Customs and traditions

Dim Sum originated in the ancient Silk Road tea houses in Southern China. As such, jasmine tea is a keystone of this meal. Remember not to pour tea for yourself, and when you require more water for your teapot, flip the lid upside down to notify the server.  


Only use your chopsticks for your own food. Use serving implements or offer small plates to your companions to serve themselves. When finished, place them together to the side or at the top of your dish or bowl.
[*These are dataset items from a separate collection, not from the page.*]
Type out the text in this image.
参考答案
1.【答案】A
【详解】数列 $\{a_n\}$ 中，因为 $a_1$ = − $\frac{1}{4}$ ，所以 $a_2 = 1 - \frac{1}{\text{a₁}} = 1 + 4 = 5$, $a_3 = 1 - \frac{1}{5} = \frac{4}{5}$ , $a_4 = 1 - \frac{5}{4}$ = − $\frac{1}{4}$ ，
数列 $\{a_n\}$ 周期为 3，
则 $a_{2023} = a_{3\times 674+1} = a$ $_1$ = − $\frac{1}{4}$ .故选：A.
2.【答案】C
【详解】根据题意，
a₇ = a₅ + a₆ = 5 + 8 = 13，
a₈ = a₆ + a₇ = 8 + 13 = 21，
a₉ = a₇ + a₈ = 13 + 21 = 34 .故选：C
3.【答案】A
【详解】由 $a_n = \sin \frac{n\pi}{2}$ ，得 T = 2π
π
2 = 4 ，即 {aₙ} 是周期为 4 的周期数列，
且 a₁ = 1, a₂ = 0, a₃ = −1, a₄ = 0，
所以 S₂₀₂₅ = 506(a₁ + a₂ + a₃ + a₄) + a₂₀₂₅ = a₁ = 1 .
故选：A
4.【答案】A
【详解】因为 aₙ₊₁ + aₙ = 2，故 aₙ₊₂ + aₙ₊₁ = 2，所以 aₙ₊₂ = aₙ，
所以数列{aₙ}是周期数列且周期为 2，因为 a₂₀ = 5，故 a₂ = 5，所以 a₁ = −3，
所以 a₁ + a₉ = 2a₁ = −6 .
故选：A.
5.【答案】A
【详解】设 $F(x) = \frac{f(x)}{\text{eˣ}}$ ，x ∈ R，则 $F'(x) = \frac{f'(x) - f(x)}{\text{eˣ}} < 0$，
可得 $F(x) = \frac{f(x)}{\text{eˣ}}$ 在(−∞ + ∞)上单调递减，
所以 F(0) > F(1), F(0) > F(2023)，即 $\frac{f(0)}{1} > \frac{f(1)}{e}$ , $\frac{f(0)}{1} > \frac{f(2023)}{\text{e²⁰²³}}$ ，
Don’t stick chopsticks into food or point at people with them. It’s acceptable in Chinese tradition to tip a bowl and guide food into your mouth with chopsticks.  

Dim Sum Standouts

Continental Seafood Restaurant—Authentic Cantonese cuisine to select from trolleys

Fisherman’s TerraceClassic Cantonese, famous for shrimp dumplings, sticky rice, and egg tarts

Shanghai River—Watch the chefs in action from the dining room. Specialties include xiao long bao and chive dumplings

Empire Seafood RestaurantOne of Richmond’s oldest, this elegant Cantonese eatery has traditional dim sum as well as pork knuckle and geoduck (at dinner only).

Jade Seafood Restaurant—A contemporary take with traditional dishes and western-inspired fusion.